I started with the a href src
, but I didn't even get that far. I thought $title would be echoing the href value of the first anchor tag inside of container, but it doesn't work.
$text = file_get_contents('http://www.sample.com');
$doc = new DOMDocument('1.0');
$doc->loadHTML($text);
foreach($doc->getElementsByTagName('div') AS $div) {
$class = $div->getAttribute('class');
if(strpos($class, 'container') !== FALSE) {
// title doesnt retrieve the href value of title :(
$title = 'TITLE'.$div->getElementsByTagName('a')->getAttribute('href').'<br>';
//this echos all the text in all of the children of $div
echo $div->textContent.'<br>';
}
}
Can anyone explain why please?
The culprit is $div->getElementsByTagName('a')->getAttribute('href')
. The first part, $div->getElementsByTagName('a')
retrieves a list of elements, not a single element.
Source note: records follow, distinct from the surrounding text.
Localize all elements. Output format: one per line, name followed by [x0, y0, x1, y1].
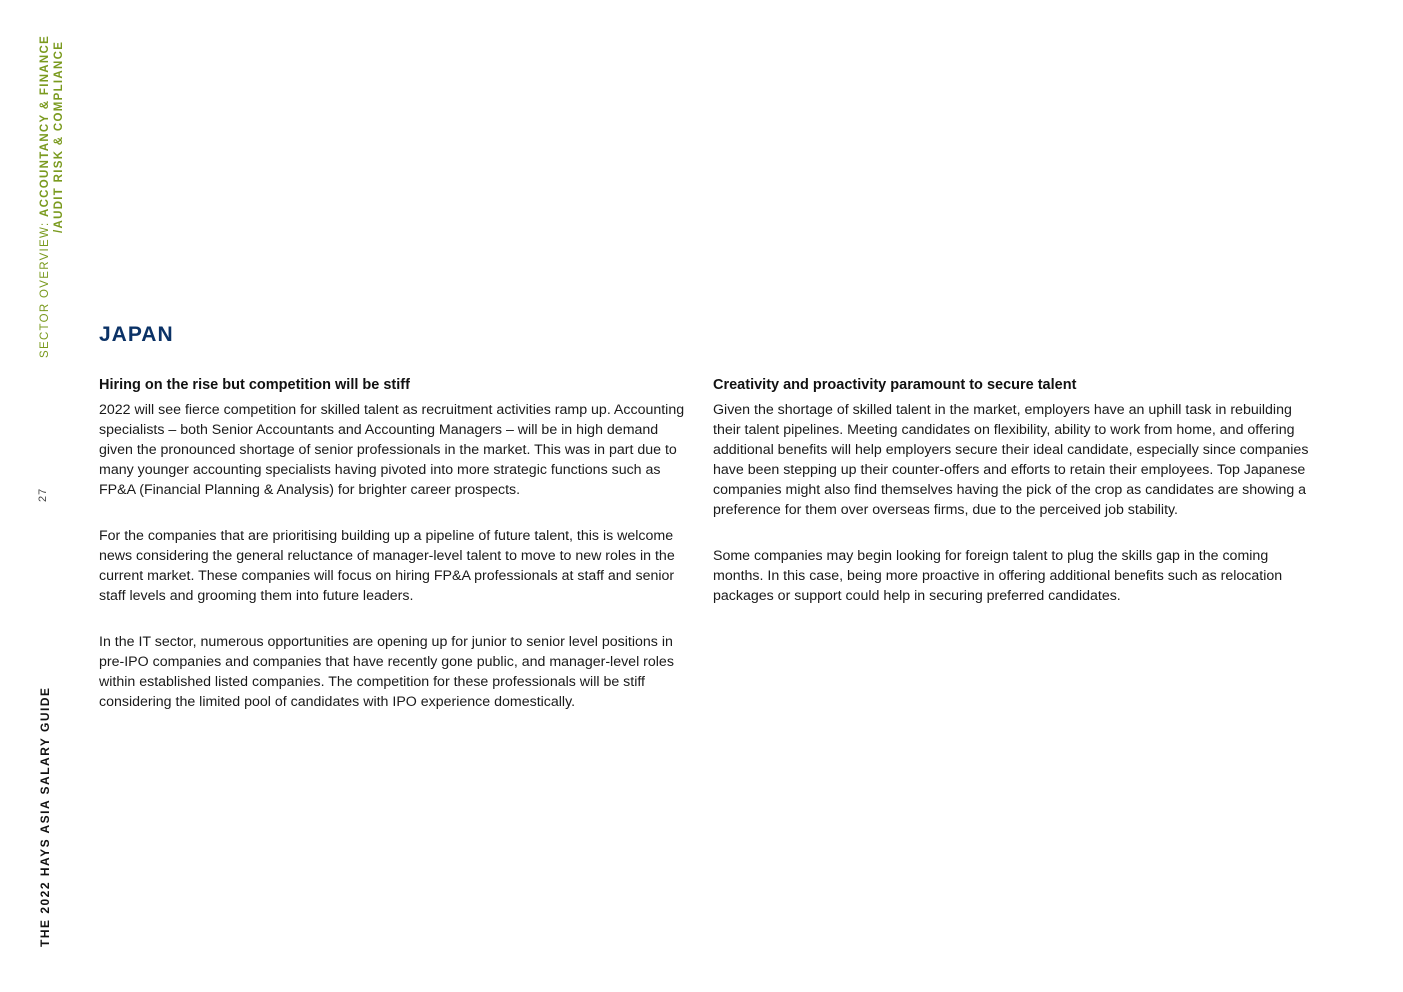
sector-line-1: ACCOUNTANCY & FINANCE	[39, 34, 51, 218]
sector-overview-label	[38, 35, 66, 358]
left-column	[99, 375, 691, 738]
guide-title: THE 2022 HAYS ASIA SALARY GUIDE	[38, 686, 52, 947]
right-paragraph-1: Given the shortage of skilled talent in the market, employers have an uphill task in rebuilding their talent pipelines. Meeting candidates on flexibility, ability to work from home, and offering additional benefits will help employers secure their ideal candidate, especially since companies have been stepping up their counter-offers and efforts to retain their employees. Top Japanese companies might also find themselves having the pick of the crop as candidates are showing a preference for them over overseas firms, due to the perceived job stability.	[713, 402, 1309, 518]
left-paragraph-2: For the companies that are prioritising building up a pipeline of future talent, this is welcome news considering the general reluctance of manager-level talent to move to new roles in the current market. These companies will focus on hiring FP&A professionals at staff and senior staff levels and grooming them into future leaders.	[99, 528, 675, 604]
right-paragraph-2: Some companies may begin looking for foreign talent to plug the skills gap in the coming months. In this case, being more proactive in offering additional benefits such as relocation packages or support could help in securing preferred candidates.	[713, 548, 1283, 604]
country-heading: JAPAN	[99, 323, 174, 346]
page-number: 27	[37, 487, 49, 502]
sector-line-2: /AUDIT RISK & COMPLIANCE	[53, 40, 65, 233]
right-section-heading: Creativity and proactivity paramount to secure talent	[713, 377, 1077, 393]
right-column	[713, 375, 1309, 632]
left-paragraph-3: In the IT sector, numerous opportunities are opening up for junior to senior level positions in pre-IPO companies and companies that have recently gone public, and manager-level roles within established listed companies. The competition for these professionals will be stiff considering the limited pool of candidates with IPO experience domestically.	[99, 634, 674, 710]
left-paragraph-1: 2022 will see fierce competition for skilled talent as recruitment activities ramp up. Accounting specialists – both Senior Accountants and Accounting Managers – will be in high demand given the pronounced shortage of senior professionals in the market. This was in part due to many younger accounting specialists having pivoted into more strategic functions such as FP&A (Financial Planning & Analysis) for brighter career prospects.	[99, 402, 685, 498]
left-section-heading: Hiring on the rise but competition will be stiff	[99, 377, 410, 393]
sector-prefix: SECTOR OVERVIEW:	[39, 217, 51, 358]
So the following ->getAttribute('href')
will not do the right thing.
To fix this, iterate just as you do with the div
-tags:
foreach($div->getElementsByTagName('a') as $a) {
$href = $a->getAttribute('href');
if ($href) echo "TITLE$href<br>";
}
ok so first
$div->getElementsByTagName('a')
returns a domnodelist (http://php.net/manual/en/class.domnodelist.php) object, You need to get the first item there to get the attribute.
Second
$div->textContent
Does as intended ? show all text content in the $div ?
You may be better off looking at xpath queries( http://php.net/manual/en/class.domxpath.php) for this type of DOM searching
I made some corrections on the php code you posted that doesn't work, may be it can help you keep going
$text = file_get_contents('http://www.sample.com');
$doc = new DOMDocument('1.0');
$doc->loadHTML($text);
foreach($doc->getElementsByTagName('div') AS $div)
{
$class = $div->getAttribute('class');
// _($class);
if(strpos($class, 'container') !== FALSE)
{
// title doesnt retrieve the href value of title :(
$a = $div->getElementsByTagName('a');
foreach ($a as $key => $value)
{
$A = $value;
break;
}
$title = 'TITLE'. $A->getAttribute('href').'<br>';
//this echos all the text in all of the children of $div
echo $div->textContent.'<br>';
}
}